Murielle Szac, La maîtresse a pleuré trois fois

L’ambiance est annoncée dans le titre du livre : ce sera une histoire triste. Pleurerez-vous comme la maîtresse ? Dites-le moi, si oui, même si vous ne pleurerez pas. Moi… j’ai retenu mes larmes. J’aurais pu pleurer, mais, je n’avais pas le temps. Etrange, n’est-ce pas ? Et pourtant…

Il y a quelques minutes, je n’avais plus le temps, encore maintenant, il me reste un quart d’heure. Un petit quart d’heure pour vous conter l’histoire que j’ai lue tout à l’heure.

Elle n’était pas longue l’histoire de Martin vue par Hugo et écrite de la main de Murielle. Elle était presque trop courte. Elle m’a laissée sans pleurs et me laisse sans mot.

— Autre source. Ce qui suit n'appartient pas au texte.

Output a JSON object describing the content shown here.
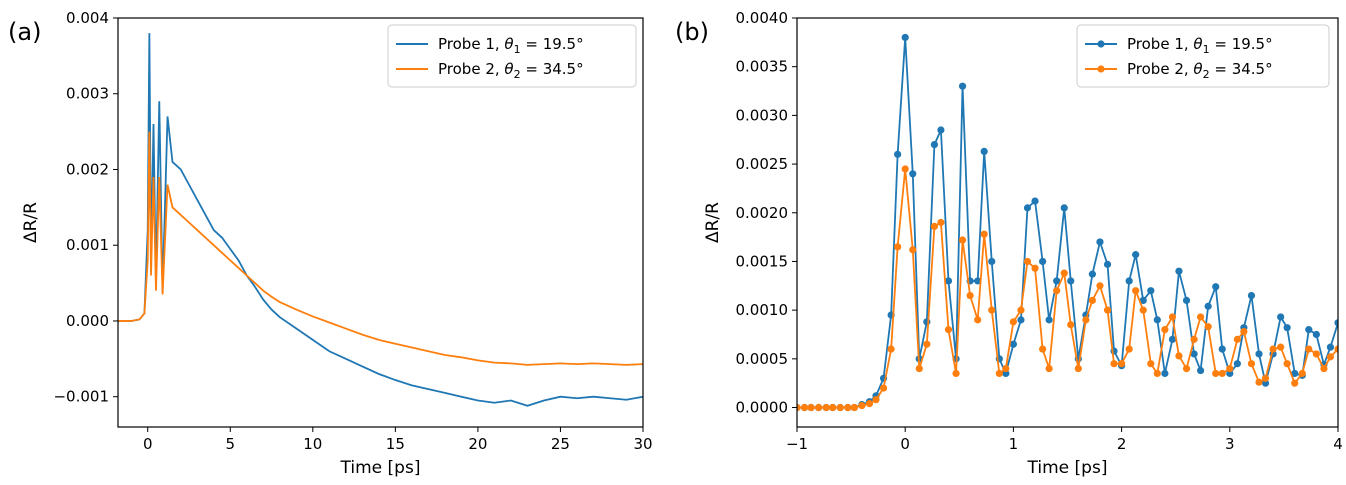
{
  "chart_data": [
    {
      "panel_label": "(a)",
      "type": "line",
      "xlabel": "Time [ps]",
      "ylabel": "ΔR/R",
      "xlim": [
        -1.8,
        30
      ],
      "ylim": [
        -0.0014,
        0.004
      ],
      "xticks": [
        "0",
        "5",
        "10",
        "15",
        "20",
        "25",
        "30"
      ],
      "yticks": [
        "−0.001",
        "0.000",
        "0.001",
        "0.002",
        "0.003",
        "0.004"
      ],
      "legend_position": "upper-right",
      "series": [
        {
          "name": "Probe 1, θ1 = 19.5°",
          "legend_base": "Probe 1, ",
          "legend_sym": "θ",
          "legend_sub": "1",
          "legend_rest": " = 19.5°",
          "color": "#1f77b4",
          "x": [
            -1.8,
            -1.0,
            -0.5,
            -0.2,
            0.0,
            0.1,
            0.2,
            0.35,
            0.5,
            0.7,
            0.9,
            1.2,
            1.5,
            2.0,
            2.5,
            3.0,
            3.5,
            4.0,
            4.5,
            5.0,
            5.5,
            6.0,
            6.5,
            7.0,
            7.5,
            8.0,
            9.0,
            10.0,
            11.0,
            12.0,
            13.0,
            14.0,
            15.0,
            16.0,
            17.0,
            18.0,
            19.0,
            20.0,
            21.0,
            22.0,
            23.0,
            24.0,
            25.0,
            26.0,
            27.0,
            28.0,
            29.0,
            30.0
          ],
          "y": [
            0.0,
            0.0,
            2e-05,
            0.0001,
            0.0012,
            0.0038,
            0.0008,
            0.0026,
            0.0005,
            0.0029,
            0.0004,
            0.0027,
            0.0021,
            0.002,
            0.0018,
            0.0016,
            0.0014,
            0.0012,
            0.0011,
            0.00095,
            0.0008,
            0.0006,
            0.00045,
            0.00028,
            0.00015,
            5e-05,
            -0.0001,
            -0.00025,
            -0.0004,
            -0.0005,
            -0.0006,
            -0.0007,
            -0.00078,
            -0.00085,
            -0.0009,
            -0.00095,
            -0.001,
            -0.00105,
            -0.00108,
            -0.00105,
            -0.00112,
            -0.00105,
            -0.001,
            -0.00102,
            -0.001,
            -0.00102,
            -0.00104,
            -0.001
          ]
        },
        {
          "name": "Probe 2, θ2 = 34.5°",
          "legend_base": "Probe 2, ",
          "legend_sym": "θ",
          "legend_sub": "2",
          "legend_rest": " = 34.5°",
          "color": "#ff7f0e",
          "x": [
            -1.8,
            -1.0,
            -0.5,
            -0.2,
            0.0,
            0.1,
            0.2,
            0.35,
            0.5,
            0.7,
            0.9,
            1.2,
            1.5,
            2.0,
            2.5,
            3.0,
            3.5,
            4.0,
            4.5,
            5.0,
            5.5,
            6.0,
            6.5,
            7.0,
            7.5,
            8.0,
            9.0,
            10.0,
            11.0,
            12.0,
            13.0,
            14.0,
            15.0,
            16.0,
            17.0,
            18.0,
            19.0,
            20.0,
            21.0,
            22.0,
            23.0,
            24.0,
            25.0,
            26.0,
            27.0,
            28.0,
            29.0,
            30.0
          ],
          "y": [
            0.0,
            0.0,
            2e-05,
            0.0001,
            0.0008,
            0.0025,
            0.0006,
            0.0019,
            0.0004,
            0.0019,
            0.00035,
            0.0018,
            0.0015,
            0.0014,
            0.0013,
            0.0012,
            0.0011,
            0.001,
            0.0009,
            0.0008,
            0.0007,
            0.0006,
            0.0005,
            0.0004,
            0.00032,
            0.00025,
            0.00015,
            6e-05,
            -2e-05,
            -0.0001,
            -0.00018,
            -0.00025,
            -0.0003,
            -0.00035,
            -0.0004,
            -0.00045,
            -0.00048,
            -0.00052,
            -0.00055,
            -0.00056,
            -0.00058,
            -0.00057,
            -0.00056,
            -0.00057,
            -0.00056,
            -0.00057,
            -0.00058,
            -0.00057
          ]
        }
      ]
    },
    {
      "panel_label": "(b)",
      "type": "line",
      "markers": true,
      "xlabel": "Time [ps]",
      "ylabel": "ΔR/R",
      "xlim": [
        -1,
        4
      ],
      "ylim": [
        -0.0002,
        0.004
      ],
      "xticks": [
        "−1",
        "0",
        "1",
        "2",
        "3",
        "4"
      ],
      "yticks": [
        "0.0000",
        "0.0005",
        "0.0010",
        "0.0015",
        "0.0020",
        "0.0025",
        "0.0030",
        "0.0035",
        "0.0040"
      ],
      "legend_position": "upper-right",
      "series": [
        {
          "name": "Probe 1, θ1 = 19.5°",
          "legend_base": "Probe 1, ",
          "legend_sym": "θ",
          "legend_sub": "1",
          "legend_rest": " = 19.5°",
          "color": "#1f77b4",
          "x": [
            -1.0,
            -0.93,
            -0.87,
            -0.8,
            -0.73,
            -0.67,
            -0.6,
            -0.53,
            -0.47,
            -0.4,
            -0.33,
            -0.27,
            -0.2,
            -0.13,
            -0.07,
            0.0,
            0.07,
            0.13,
            0.2,
            0.27,
            0.33,
            0.4,
            0.47,
            0.53,
            0.6,
            0.67,
            0.73,
            0.8,
            0.87,
            0.93,
            1.0,
            1.07,
            1.13,
            1.2,
            1.27,
            1.33,
            1.4,
            1.47,
            1.53,
            1.6,
            1.67,
            1.73,
            1.8,
            1.87,
            1.93,
            2.0,
            2.07,
            2.13,
            2.2,
            2.27,
            2.33,
            2.4,
            2.47,
            2.53,
            2.6,
            2.67,
            2.73,
            2.8,
            2.87,
            2.93,
            3.0,
            3.07,
            3.13,
            3.2,
            3.27,
            3.33,
            3.4,
            3.47,
            3.53,
            3.6,
            3.67,
            3.73,
            3.8,
            3.87,
            3.93,
            4.0
          ],
          "y": [
            0.0,
            0.0,
            0.0,
            0.0,
            0.0,
            0.0,
            0.0,
            0.0,
            0.0,
            3e-05,
            6e-05,
            0.00012,
            0.0003,
            0.00095,
            0.0026,
            0.0038,
            0.0024,
            0.0005,
            0.00088,
            0.0027,
            0.00285,
            0.0013,
            0.0005,
            0.0033,
            0.0013,
            0.0013,
            0.00263,
            0.0015,
            0.0005,
            0.00035,
            0.00065,
            0.0009,
            0.00205,
            0.00212,
            0.0015,
            0.0009,
            0.0013,
            0.00205,
            0.0013,
            0.0005,
            0.00095,
            0.00137,
            0.0017,
            0.00147,
            0.00058,
            0.00043,
            0.0013,
            0.00157,
            0.0011,
            0.0012,
            0.0009,
            0.00035,
            0.0007,
            0.0014,
            0.0011,
            0.00055,
            0.00038,
            0.00104,
            0.00124,
            0.0006,
            0.00035,
            0.00045,
            0.00082,
            0.00115,
            0.00055,
            0.00025,
            0.00055,
            0.00093,
            0.00082,
            0.00035,
            0.00033,
            0.0008,
            0.00075,
            0.00044,
            0.00062,
            0.00087
          ]
        },
        {
          "name": "Probe 2, θ2 = 34.5°",
          "legend_base": "Probe 2, ",
          "legend_sym": "θ",
          "legend_sub": "2",
          "legend_rest": " = 34.5°",
          "color": "#ff7f0e",
          "x": [
            -1.0,
            -0.93,
            -0.87,
            -0.8,
            -0.73,
            -0.67,
            -0.6,
            -0.53,
            -0.47,
            -0.4,
            -0.33,
            -0.27,
            -0.2,
            -0.13,
            -0.07,
            0.0,
            0.07,
            0.13,
            0.2,
            0.27,
            0.33,
            0.4,
            0.47,
            0.53,
            0.6,
            0.67,
            0.73,
            0.8,
            0.87,
            0.93,
            1.0,
            1.07,
            1.13,
            1.2,
            1.27,
            1.33,
            1.4,
            1.47,
            1.53,
            1.6,
            1.67,
            1.73,
            1.8,
            1.87,
            1.93,
            2.0,
            2.07,
            2.13,
            2.2,
            2.27,
            2.33,
            2.4,
            2.47,
            2.53,
            2.6,
            2.67,
            2.73,
            2.8,
            2.87,
            2.93,
            3.0,
            3.07,
            3.13,
            3.2,
            3.27,
            3.33,
            3.4,
            3.47,
            3.53,
            3.6,
            3.67,
            3.73,
            3.8,
            3.87,
            3.93,
            4.0
          ],
          "y": [
            0.0,
            0.0,
            0.0,
            0.0,
            0.0,
            0.0,
            0.0,
            0.0,
            0.0,
            2e-05,
            4e-05,
            8e-05,
            0.0002,
            0.0006,
            0.00165,
            0.00245,
            0.00162,
            0.0004,
            0.00065,
            0.00186,
            0.0019,
            0.0008,
            0.00035,
            0.00172,
            0.00115,
            0.0009,
            0.00178,
            0.001,
            0.00035,
            0.0004,
            0.00088,
            0.001,
            0.0015,
            0.00143,
            0.0006,
            0.0004,
            0.0012,
            0.00138,
            0.00085,
            0.0004,
            0.0009,
            0.0011,
            0.00125,
            0.001,
            0.00045,
            0.00045,
            0.0006,
            0.0012,
            0.001,
            0.00045,
            0.00035,
            0.0008,
            0.00093,
            0.00053,
            0.0004,
            0.0007,
            0.00093,
            0.00083,
            0.00035,
            0.00035,
            0.0004,
            0.0007,
            0.00078,
            0.00045,
            0.00026,
            0.0003,
            0.0006,
            0.00062,
            0.00045,
            0.00025,
            0.00035,
            0.0006,
            0.00055,
            0.0004,
            0.00052,
            0.0006
          ]
        }
      ]
    }
  ]
}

Sans crier gare, je vais faire comme Martin et partir. Me faire absence.

Je reviens. Tout de suite.

Me revoilà.
J’ai un peu plus de temps devant moi. Combien de minutes ? Je ne sais pas. Je sais que j’ai du temps.

J’ai chiné, tout à l’heure, pour trouver le petit livre que je lirai, en quelques minutes. La maîtresse a pleuré trois fois m’a interpellée. Étonnant comme titre, ne trouvez-vous pas ?
Avez-vous déjà vu votre maîtresse pleurer ? Moi, jamais !
Quand j’étais enfant, selon moi, un maître ou une maîtresse ne devait pas montrer ses émotions, alors, pleurer, pensez-vous ! Je voulais, donc, savoir pourquoi cette maîtresse avait-elle pleuré.
Bouleversant d’apprendre que ses larmes ont coulé devant sa classe et touchant, émouvant, d’en connaître les raisons : l’histoire de Martin, de son vrai nom Wenbin.

Martin (ou Wenbin) est chinois. Il ne parle pas français. A la récréation, il ne fait que regarder le ciel.
Benoît, chinois lui aussi, se moque de son compatriote et lui cherche sans cesse des noises ; il parle français – il est en France depuis plus longtemps que Martin –, il ne craint rien, ni personne, contrairement à Wenbin.
Mais ces chamailleries, cette dualité, ne sont rien face à ce qui attend à Martin et sa mère.

Un matin, Hugo voit sa maîtresse pleurer et ne voit plus son copain (Martin), que s’est-il passé ? Quand reviendra-t-il ? Mais reviendra-t-il ?

Si vous souhaitez connaître les réponses, il vous faudra lire les 44 pages de La maîtresse a pleuré trois fois de Murielle Szac, aux éditions Thierry Magnier. Pour ceux qui aiment les chiffres : 978-2-84420-813-2 (ISBN).